Presidium GERMAS PMKRI Kupang, Yido Manao, mengatakan masyarakat Amfoang sudah terlalu lama dibiarkan hidup dalam keterisolasian. Ia menilai kunjungan pejabat pusat ke NTT selama ini belum melahirkan perubahan nyata.
“Jangan sampai kunjungan Wakil Presiden hanya sebatas datang, melihat, lalu pulang tanpa meninggalkan progres yang jelas. Sudah berkali-kali pejabat pusat datang ke NTT, baik wakil presiden maupun menteri, tetapi persoalan mendasar masih diabaikan,” tegas Yido, Kamis [21/5/2026].

PMKRI Kupang menyoroti kondisi jalan rusak parah dan krisis BBM di Amfoang yang terus memperparah akses pelayanan kesehatan, pendidikan, dan distribusi kebutuhan dasar. Kondisi itu, kata Yido, menjadi bukti lemahnya perhatian pemerintah terhadap wilayah perbatasan tersebut.

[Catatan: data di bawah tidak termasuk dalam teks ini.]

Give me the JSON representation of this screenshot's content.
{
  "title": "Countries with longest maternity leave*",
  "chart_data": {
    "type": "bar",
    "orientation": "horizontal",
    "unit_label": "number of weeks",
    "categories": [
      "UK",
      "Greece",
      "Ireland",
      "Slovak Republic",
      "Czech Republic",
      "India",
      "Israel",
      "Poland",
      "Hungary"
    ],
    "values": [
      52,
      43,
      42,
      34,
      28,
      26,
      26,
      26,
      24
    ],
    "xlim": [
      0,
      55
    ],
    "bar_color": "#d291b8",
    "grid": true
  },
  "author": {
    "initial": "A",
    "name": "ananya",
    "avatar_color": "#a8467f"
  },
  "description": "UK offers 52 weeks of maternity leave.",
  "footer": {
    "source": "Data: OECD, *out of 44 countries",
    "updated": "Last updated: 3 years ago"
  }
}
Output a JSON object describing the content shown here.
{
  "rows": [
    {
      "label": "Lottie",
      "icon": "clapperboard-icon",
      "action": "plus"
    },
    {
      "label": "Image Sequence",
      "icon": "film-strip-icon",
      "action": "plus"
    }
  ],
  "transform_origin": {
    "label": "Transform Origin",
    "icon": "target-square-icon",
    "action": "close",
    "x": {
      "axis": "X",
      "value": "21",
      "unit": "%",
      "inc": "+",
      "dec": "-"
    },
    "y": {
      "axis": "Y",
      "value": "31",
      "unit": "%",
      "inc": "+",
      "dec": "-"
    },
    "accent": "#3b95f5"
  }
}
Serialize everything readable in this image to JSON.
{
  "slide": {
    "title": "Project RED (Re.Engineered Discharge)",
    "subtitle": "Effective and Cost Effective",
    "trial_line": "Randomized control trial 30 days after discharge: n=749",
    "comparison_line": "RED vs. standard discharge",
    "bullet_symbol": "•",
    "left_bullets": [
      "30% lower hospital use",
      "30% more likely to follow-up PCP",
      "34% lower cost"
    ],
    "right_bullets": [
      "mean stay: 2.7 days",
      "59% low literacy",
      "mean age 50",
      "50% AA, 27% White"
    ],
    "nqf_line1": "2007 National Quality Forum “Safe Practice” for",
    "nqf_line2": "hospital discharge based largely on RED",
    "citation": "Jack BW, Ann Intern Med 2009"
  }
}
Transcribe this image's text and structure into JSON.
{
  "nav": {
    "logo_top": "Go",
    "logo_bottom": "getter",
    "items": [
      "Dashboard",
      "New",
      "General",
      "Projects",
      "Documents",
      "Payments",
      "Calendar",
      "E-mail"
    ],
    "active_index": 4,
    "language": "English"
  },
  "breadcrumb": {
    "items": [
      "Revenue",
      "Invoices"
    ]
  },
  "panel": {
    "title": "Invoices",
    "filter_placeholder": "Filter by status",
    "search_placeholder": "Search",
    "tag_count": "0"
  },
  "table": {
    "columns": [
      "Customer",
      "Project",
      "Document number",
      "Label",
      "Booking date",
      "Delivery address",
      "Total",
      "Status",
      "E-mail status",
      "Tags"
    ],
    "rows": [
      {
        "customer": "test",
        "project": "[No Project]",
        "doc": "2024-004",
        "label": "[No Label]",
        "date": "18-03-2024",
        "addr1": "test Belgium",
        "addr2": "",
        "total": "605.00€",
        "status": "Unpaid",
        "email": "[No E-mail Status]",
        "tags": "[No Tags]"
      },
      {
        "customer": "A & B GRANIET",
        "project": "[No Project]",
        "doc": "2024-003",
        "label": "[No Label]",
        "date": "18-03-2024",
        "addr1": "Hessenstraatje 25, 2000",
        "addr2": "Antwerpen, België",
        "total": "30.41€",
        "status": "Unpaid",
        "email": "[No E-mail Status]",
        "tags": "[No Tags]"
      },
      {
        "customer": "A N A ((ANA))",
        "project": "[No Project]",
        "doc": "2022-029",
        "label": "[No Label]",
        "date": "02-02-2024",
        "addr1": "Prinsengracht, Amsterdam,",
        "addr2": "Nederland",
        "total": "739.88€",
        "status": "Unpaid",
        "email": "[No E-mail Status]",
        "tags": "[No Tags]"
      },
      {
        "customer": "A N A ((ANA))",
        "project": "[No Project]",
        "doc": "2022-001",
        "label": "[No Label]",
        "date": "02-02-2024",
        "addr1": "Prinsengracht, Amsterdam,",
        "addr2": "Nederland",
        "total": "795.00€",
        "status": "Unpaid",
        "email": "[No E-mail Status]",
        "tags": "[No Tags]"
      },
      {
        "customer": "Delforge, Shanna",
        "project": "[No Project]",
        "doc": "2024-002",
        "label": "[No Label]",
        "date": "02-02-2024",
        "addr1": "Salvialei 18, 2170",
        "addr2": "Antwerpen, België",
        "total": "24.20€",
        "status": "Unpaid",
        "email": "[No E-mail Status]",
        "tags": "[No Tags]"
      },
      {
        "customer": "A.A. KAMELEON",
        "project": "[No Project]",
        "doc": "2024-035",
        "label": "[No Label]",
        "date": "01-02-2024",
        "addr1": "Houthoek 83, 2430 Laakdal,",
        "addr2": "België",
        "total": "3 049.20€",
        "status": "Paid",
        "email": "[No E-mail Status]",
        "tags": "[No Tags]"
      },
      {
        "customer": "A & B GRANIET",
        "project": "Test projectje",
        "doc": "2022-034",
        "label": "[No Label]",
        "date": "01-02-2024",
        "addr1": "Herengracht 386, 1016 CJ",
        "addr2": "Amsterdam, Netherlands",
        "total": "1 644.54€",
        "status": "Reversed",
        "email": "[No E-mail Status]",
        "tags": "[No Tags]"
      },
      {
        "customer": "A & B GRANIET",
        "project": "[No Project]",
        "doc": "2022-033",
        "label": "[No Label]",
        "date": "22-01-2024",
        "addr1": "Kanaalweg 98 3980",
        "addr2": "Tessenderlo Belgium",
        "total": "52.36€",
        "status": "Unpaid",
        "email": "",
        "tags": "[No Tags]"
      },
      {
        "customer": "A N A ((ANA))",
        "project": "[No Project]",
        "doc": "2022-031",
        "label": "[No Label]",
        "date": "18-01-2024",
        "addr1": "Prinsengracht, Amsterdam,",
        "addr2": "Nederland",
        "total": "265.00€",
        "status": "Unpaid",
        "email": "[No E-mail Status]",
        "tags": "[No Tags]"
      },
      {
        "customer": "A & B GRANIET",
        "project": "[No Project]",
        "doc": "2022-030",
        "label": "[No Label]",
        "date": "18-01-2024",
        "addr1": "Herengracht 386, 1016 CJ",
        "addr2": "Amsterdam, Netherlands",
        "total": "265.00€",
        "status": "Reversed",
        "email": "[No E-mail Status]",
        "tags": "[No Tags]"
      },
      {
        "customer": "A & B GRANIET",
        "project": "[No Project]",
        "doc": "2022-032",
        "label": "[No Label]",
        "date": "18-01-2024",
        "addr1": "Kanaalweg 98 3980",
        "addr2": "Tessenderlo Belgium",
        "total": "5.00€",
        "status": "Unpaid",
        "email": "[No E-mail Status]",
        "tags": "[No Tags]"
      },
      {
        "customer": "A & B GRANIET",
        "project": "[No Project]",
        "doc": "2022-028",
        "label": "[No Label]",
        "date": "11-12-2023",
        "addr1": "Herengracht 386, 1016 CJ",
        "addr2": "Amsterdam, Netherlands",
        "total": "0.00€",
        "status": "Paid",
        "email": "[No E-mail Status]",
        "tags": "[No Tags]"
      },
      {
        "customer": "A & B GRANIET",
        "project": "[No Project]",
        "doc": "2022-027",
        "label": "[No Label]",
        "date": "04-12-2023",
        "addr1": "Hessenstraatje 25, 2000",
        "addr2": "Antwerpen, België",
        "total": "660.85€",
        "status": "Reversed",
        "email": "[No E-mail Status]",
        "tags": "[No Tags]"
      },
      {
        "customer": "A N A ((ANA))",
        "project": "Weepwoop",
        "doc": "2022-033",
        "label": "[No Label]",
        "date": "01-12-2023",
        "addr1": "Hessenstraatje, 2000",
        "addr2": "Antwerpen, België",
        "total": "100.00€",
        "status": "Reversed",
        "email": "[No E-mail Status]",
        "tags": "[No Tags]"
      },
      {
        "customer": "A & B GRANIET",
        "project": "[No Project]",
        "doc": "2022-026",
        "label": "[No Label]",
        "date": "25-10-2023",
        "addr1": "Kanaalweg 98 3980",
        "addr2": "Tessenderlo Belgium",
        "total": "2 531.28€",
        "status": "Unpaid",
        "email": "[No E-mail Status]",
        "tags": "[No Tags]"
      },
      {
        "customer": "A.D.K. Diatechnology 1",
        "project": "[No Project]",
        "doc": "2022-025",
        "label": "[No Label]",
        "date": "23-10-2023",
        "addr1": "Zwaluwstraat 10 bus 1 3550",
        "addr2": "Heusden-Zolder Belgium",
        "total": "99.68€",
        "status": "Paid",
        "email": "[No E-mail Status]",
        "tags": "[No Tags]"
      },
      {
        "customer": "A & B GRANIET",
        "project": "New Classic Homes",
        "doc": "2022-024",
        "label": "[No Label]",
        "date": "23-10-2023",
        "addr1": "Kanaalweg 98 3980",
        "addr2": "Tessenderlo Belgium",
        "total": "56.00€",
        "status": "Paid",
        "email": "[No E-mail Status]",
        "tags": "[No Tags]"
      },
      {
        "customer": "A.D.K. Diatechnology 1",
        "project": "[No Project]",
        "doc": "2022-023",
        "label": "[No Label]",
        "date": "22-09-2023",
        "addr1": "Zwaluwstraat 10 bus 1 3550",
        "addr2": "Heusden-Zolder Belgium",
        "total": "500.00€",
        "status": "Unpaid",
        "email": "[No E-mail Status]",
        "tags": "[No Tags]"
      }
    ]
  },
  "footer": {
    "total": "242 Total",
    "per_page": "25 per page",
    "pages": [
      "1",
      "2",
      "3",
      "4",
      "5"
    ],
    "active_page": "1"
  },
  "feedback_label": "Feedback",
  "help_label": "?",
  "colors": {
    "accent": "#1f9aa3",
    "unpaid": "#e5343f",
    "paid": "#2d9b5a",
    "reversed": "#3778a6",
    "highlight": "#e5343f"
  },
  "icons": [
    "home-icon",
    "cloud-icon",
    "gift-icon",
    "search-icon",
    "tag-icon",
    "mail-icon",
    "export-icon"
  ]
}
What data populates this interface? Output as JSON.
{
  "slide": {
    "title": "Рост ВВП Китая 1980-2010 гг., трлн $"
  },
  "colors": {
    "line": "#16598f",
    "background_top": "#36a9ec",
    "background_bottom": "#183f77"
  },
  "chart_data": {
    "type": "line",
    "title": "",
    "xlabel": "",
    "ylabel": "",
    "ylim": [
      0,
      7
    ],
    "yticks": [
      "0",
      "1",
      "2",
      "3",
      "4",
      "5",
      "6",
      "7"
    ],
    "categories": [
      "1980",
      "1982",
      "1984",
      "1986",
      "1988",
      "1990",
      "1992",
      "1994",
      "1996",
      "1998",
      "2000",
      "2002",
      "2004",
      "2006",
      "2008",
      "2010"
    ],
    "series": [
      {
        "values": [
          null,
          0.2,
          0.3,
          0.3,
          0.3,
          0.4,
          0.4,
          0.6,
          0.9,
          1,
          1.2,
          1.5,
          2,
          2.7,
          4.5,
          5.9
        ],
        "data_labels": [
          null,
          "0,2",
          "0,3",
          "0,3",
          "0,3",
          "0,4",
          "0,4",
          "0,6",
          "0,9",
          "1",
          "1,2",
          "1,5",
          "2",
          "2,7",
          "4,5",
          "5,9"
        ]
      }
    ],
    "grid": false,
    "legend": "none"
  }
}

“Pemerintah tidak boleh terus menormalisasi keterisolasian masyarakat Amfoang seolah-olah mereka bukan bagian penting dari republik ini,” ujarnya.


Ia meminta Wapres turun langsung ke lapangan untuk melihat kondisi riil infrastruktur Amfoang. Menurutnya, kunjungan tanpa peninjauan langsung hanya akan mengulang pola lama yang tidak berdampak pada masyarakat.
“Kami mendesak Wakil Presiden untuk turun langsung melihat kondisi infrastruktur di Amfoang. Jangan menganggap Amfoang seperti wilayah kosong yang tidak dihuni rakyat. Di sana ada masyarakat yang selama ini hidup dalam keterbatasan dan menunggu kehadiran negara secara nyata,” tutup Yido.
PMKRI Kupang berharap kunjungan Wapres kali ini berujung pada instruksi konkret kepada pemerintah provinsi dan pusat untuk segera memperbaiki akses jalan dan memastikan ketersediaan BBM di Amfoang.